Se ocuparán de cepillar los zapatos de los presentes y de los ausentes y
dejarlos al pie de la chimenea, como siempre, identificando deseos e ilusiones
para que sean atendidos por SS.MM. del mejor modo posible. Hace unos días
recibieron en Oriente una carta remitida desde el más lejano Occidente en la
que, con letras ayudadas, les argumentaban --¡pobres infantes!-- que se habían portado muy bien,
en vista de lo cual les pedían que dejaran en casa de sus abuelos de España...
Su cara
al amanecer tardío de su meridiano, cuando aquí banqueteábamos con sencillez la
Epifanía, ha sido inefable, como son los rostros de quienes no conocen sino la
Verdad de Amor hecha para su edad, que debiera ser manifiesta todo el año para
quienes hemos perdido la inocencia.
Sus
abuelos de más allá nos deseaban poca cosa. Bastaban un lápiz y una goma de borrar: «Les
deseamos que esta noche, los Reyes Magos les traigan: un lápiz que dibuje
sonrisas y una goma que borre lágrimas. Que si lloras sea de risa, si tienes
hambre que sea de vivir, si tienes que perder que sea el miedo, y si eres feliz
que sea para siempre. Feliz día de Reyes Magos ».

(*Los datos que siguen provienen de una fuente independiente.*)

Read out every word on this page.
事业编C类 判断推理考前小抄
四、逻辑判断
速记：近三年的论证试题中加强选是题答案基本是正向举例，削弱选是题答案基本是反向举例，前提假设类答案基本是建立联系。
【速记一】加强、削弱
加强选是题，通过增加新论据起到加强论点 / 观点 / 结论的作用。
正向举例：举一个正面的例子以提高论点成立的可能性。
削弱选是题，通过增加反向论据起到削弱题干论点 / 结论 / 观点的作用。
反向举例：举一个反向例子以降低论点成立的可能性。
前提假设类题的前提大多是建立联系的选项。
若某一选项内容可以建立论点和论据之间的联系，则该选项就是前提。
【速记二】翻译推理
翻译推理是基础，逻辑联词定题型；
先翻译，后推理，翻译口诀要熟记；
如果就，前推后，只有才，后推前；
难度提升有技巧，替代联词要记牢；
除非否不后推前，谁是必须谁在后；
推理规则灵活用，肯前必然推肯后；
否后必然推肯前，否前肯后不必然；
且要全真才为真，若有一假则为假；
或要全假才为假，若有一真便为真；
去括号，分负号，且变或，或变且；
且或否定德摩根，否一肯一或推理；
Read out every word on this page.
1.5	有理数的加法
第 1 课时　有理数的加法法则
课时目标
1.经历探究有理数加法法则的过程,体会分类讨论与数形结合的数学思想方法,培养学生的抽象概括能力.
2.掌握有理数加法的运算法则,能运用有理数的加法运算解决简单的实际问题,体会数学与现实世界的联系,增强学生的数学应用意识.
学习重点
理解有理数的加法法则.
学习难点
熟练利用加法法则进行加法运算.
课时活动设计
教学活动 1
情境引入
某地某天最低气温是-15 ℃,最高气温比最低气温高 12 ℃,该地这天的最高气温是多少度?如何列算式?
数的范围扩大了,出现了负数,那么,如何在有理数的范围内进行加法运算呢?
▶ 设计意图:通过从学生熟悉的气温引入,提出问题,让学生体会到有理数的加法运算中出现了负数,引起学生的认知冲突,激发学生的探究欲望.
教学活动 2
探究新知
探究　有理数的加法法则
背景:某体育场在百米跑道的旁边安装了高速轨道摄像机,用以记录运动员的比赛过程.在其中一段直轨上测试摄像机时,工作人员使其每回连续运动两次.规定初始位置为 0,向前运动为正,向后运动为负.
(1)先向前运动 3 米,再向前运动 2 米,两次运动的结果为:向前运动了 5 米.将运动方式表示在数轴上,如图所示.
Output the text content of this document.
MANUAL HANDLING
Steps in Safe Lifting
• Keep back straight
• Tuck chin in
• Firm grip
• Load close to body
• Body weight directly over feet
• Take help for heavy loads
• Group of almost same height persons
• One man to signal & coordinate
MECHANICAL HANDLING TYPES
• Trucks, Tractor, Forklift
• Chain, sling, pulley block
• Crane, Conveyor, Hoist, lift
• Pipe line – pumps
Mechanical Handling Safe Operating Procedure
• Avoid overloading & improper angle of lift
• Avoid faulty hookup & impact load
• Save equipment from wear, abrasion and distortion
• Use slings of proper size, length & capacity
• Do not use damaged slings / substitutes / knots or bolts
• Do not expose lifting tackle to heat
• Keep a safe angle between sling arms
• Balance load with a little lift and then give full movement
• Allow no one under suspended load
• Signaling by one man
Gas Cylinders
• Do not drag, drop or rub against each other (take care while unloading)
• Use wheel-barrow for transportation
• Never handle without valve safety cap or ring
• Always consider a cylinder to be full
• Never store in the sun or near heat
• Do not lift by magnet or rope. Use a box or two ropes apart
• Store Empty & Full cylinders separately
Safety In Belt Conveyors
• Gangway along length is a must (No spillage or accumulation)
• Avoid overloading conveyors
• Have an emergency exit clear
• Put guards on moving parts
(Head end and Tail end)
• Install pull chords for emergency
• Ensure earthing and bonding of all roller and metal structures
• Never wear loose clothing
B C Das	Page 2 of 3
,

Una gran familia gracias a Dios y Él entre todos.
Y cuando desde mi soberbia poquedad
reparo que solo echo chispas para los demás, sin tener en cuenta que todo se
hace sagrado si mi amor lo transfigura[1], como lo hacen los niños,
recuerdo el desgarro unamuniano:
«Agranda la puerta, Padre
porque no puedo pasar.
La hiciste para los niños,
yo he crecido, a mi pesar.
Si no me agrandas la puerta,
achícame, por piedad;
vuélveme a la edad aquella
en que vivir es soñar».[2]
[1] Amor sin límites.
Narcea, Madrid, 1987, p. 57
[2] UNAMUNO, Miguel de, Fragmento de
“Agranda la puerta…”. En Cancionero.
Diario poético. Transcrito por PICON GARFIELD, Evelyn, y SCHULMAN, Ivan A.:
Las literaturas hispánicas. Introducción
a su estudio, vol 1. Wayne State University Press. Detroit, 1991, p. 30-31.